Ich hoffe, ihr versteht, was ich meine und könnt mir die Lösung bzgl. des Debuggens aufzeigen.
Das wäre sehr nett von euch!

Ich wünsche euch noch einen schönen Tag!

Liebe Grüße,
Seropt


----------



## lord239123 (8. Sep 2014)

Ich habe mir jetzt zwar nicht deinen ganzen Quellcode durchgelesen, aber was du allgemein machen kannst, um eine Fehlerquelle zu finden , ist mit System.out.println() immer wieder zu testen, ob der Code noch läuft bzw. richtig läuft und so die Fehlerquelle einzugrenzen.


----------



## AndiE (8. Sep 2014)

Ich glaube nicht, dass das so geht, wie du möchtest.
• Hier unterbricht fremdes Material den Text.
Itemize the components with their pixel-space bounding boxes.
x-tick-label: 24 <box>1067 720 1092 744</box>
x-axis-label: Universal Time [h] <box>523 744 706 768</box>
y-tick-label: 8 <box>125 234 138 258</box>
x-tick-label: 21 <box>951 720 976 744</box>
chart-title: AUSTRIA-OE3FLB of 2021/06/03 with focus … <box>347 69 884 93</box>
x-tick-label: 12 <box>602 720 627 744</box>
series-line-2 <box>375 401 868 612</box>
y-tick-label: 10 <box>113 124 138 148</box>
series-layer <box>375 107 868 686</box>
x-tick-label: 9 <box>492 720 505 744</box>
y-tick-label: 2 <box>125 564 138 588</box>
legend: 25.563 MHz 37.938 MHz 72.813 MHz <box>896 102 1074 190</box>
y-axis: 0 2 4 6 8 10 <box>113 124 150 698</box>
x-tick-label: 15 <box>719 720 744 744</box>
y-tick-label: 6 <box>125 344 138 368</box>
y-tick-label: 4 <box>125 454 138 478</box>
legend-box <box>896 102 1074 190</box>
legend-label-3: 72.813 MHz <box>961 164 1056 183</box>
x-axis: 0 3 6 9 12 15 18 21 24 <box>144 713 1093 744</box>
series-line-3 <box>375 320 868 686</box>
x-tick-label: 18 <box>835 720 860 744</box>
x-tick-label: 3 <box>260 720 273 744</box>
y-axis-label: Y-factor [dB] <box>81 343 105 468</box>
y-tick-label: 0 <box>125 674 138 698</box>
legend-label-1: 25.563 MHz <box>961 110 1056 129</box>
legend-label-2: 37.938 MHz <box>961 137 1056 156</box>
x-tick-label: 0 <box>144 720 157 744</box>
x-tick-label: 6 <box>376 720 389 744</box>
Grundsätzlich unterliegt deine Anwendung auch dem MVC-Modell. So weit ich das erkennen kann, übernimmt Swing den View-Part. Was mir aber fehlt ist die Entkoppelung zu einem Control-Part. Im Prinzip gibt es ja keinen Model-Part bei dem Programm. Daher mein Vorschlag: Erstelle erst einmal eine Controler-Klasse für dein Spiel. Diese kannst du genau testen, auch auf Doppeleingaben. Ich meine, dass du die Ansichtsklasse auch um die Interfaces für die Listener erweitern(implements) und dann von dort aus deine Controler-Methoden aufrufen solltest.
Hintergrund ist einfach, dass du die Interfaces der Komponenten per debug besser kontrollieren kannst.


----------



## kaoZ (9. Sep 2014)

*assertions* (vgl. vor und nachbedingungen) wären hier auch stellenweise Sinnvoll würde ich nun einfach mal in den Raum werfen


----------